The author, rocking out on the inside; Credit: Andy Hermann

The author, rocking out on the inside; Credit: Andy Hermann

But even with a dead (or lost) cellphone, doing a festival by yourself doesn't have to be a lonely experience. In fact, I've found it often to be quite the opposite, especially at a comparatively intimate festival like Desert Daze where everyone seems to know everyone. In the beer line, I struck up a conversation with a guy who was camping on-site, who gave me tips should I decide to go that route next year (apparently the trees way in the back are the prime real estate — morning shade, plus they're close to the showers). At Sleep, I rocked out with a guy from Seattle who had made the trip despite being on crutches. I gave directions to the Porta-potties and got a compliment on my hat from the nice woman at the yerba mate stall. Though my anxiety-ridden younger self had difficulty believing it, it turns out that most folks at live music events are friendly and happy to chat with strangers. Live music has a way of bringing that out of people.
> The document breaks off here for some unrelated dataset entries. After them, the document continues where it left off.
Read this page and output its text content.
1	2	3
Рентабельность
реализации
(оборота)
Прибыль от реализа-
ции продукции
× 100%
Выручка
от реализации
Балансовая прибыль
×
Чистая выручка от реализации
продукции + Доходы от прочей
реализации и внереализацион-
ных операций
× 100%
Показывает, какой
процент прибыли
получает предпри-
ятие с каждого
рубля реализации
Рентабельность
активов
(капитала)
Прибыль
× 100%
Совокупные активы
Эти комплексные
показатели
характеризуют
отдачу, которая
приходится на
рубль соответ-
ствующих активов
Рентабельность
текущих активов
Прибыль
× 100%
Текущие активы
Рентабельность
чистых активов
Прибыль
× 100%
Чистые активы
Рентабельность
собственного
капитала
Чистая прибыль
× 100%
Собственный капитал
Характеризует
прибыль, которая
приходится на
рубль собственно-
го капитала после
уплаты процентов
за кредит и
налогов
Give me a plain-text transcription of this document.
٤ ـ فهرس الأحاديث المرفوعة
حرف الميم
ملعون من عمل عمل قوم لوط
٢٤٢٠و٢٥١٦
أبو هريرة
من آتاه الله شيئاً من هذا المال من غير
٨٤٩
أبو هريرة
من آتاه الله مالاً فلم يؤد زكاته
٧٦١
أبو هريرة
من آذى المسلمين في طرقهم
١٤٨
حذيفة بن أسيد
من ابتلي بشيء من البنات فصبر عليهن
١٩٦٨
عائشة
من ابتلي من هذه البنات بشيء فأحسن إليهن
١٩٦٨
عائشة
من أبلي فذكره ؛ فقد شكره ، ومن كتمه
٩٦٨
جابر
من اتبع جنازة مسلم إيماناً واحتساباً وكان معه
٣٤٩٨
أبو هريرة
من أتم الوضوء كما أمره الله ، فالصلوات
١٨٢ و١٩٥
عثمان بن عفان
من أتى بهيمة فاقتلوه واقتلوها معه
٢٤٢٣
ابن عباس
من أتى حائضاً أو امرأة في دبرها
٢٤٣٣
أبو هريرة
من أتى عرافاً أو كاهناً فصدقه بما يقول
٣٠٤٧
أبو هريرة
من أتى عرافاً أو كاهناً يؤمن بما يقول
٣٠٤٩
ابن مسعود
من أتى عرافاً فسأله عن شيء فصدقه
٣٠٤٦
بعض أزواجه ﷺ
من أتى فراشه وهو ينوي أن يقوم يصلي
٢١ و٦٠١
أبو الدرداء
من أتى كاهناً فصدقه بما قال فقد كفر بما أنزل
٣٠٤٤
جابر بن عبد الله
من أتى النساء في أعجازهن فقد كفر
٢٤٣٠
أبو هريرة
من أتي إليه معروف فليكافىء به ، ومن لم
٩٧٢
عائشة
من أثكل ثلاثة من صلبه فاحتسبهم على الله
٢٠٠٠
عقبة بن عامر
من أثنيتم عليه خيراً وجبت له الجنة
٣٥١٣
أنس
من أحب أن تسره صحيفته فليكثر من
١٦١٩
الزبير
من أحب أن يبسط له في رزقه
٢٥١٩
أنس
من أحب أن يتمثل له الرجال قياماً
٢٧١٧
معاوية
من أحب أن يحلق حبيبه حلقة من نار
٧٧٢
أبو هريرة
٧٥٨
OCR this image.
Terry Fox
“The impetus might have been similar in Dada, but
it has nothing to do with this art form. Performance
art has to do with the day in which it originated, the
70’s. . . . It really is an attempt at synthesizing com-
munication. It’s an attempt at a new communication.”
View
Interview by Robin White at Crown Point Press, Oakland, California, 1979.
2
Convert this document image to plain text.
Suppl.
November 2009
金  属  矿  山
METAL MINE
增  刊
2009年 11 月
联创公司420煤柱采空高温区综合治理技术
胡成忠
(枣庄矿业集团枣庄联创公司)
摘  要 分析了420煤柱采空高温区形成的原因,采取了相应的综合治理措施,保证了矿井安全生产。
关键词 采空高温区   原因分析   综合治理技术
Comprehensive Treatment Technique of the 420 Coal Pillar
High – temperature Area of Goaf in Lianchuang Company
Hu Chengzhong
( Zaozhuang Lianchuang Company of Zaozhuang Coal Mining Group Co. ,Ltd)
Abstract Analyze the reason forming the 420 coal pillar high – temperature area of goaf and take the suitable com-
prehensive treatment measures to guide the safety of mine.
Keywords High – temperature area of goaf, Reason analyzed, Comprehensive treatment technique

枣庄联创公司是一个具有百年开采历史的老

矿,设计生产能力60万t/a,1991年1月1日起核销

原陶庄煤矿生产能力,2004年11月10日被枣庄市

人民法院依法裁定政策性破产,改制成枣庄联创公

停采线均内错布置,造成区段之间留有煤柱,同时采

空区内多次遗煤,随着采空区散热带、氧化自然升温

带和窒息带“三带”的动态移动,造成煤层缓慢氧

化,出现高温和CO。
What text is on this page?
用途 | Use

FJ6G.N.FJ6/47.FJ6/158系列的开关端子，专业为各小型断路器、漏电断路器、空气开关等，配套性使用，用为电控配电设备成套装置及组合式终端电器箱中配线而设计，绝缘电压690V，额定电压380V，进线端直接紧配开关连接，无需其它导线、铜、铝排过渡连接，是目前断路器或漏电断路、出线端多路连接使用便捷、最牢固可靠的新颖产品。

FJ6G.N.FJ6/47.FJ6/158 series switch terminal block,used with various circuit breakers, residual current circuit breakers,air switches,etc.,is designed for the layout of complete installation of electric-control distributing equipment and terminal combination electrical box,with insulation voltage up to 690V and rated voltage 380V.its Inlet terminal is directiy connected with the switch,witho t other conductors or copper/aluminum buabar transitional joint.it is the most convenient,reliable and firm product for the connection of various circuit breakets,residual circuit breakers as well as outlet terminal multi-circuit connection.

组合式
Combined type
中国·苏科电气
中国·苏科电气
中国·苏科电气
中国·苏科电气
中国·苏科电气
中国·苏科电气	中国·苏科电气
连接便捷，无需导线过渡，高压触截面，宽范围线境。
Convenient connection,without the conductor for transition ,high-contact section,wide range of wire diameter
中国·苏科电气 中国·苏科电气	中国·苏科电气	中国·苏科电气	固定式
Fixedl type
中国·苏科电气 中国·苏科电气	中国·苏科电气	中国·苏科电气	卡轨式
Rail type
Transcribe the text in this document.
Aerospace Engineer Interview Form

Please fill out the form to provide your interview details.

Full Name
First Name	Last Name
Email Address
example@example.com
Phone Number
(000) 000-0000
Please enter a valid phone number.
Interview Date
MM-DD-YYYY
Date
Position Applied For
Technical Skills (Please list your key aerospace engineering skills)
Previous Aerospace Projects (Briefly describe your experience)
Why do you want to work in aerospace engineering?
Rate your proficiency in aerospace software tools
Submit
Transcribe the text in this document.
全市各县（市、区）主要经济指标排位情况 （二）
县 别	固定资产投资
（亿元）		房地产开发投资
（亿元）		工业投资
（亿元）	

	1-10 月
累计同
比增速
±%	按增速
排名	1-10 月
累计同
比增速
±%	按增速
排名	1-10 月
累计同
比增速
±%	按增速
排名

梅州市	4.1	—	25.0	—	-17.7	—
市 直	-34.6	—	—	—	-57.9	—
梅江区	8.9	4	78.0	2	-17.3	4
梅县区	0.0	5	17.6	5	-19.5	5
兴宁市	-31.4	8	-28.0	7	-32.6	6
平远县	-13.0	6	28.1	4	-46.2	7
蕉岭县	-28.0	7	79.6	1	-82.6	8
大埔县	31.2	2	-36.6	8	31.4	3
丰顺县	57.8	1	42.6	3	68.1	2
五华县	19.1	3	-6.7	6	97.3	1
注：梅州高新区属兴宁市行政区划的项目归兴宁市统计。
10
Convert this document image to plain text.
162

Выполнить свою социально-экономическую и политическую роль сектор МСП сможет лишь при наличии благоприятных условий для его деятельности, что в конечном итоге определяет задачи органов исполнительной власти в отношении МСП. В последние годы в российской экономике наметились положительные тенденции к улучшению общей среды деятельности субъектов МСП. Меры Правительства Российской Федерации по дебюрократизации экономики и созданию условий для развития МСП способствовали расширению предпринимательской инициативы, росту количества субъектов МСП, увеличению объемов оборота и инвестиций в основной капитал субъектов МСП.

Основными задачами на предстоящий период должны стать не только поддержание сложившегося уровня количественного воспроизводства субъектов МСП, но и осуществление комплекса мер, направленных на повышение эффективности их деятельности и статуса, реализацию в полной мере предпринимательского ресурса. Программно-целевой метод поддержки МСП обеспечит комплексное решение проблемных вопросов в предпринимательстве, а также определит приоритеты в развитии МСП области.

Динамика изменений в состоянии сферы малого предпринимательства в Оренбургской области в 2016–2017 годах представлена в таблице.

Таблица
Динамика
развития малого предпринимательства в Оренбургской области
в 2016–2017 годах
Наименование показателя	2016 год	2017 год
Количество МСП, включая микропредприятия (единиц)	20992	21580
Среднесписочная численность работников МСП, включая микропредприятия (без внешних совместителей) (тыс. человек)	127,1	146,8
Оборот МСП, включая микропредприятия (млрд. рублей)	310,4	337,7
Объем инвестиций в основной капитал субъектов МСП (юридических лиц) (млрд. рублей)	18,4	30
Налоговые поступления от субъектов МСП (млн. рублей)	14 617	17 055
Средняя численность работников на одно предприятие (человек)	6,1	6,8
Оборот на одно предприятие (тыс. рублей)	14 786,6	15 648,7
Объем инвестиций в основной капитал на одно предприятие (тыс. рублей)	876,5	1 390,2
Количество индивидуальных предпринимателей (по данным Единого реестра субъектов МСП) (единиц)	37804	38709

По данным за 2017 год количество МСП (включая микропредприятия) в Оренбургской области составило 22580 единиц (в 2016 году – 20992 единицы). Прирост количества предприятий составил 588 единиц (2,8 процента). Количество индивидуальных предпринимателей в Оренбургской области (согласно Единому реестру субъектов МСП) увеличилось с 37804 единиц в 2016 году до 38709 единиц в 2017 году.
At the end of the day, what I like best about doing music festivals alone is that it really lets me focus on the music. I can put in my earplugs, tune out the din of conversations around me, and lose myself in whatever's happening onstage. Sometimes it's nice to feel no obligation to talk to anyone when one of your favorite bands is really getting deep into it. Listening to live music is a communal experience, but it can also be an intensely personal one. There were several times during Canadian jazz-funk quartet Badbadnotgood's Friday night set when I looked around and realized there were completely different people standing on either side of me than had been there last I noticed. A particularly transportive sax or piano solo had put me in such a trance that my surroundings had melted away.

Like anything else, solitude has its limits. So when I bumped into some friends on Desert Daze's second night, I was happy to see them, and I'm sure we'll spend some more time together today. But I know that some of my favorite memories of this festival will be those moments when I was alone in the crowd, surrendering all my senses to great performers and their music.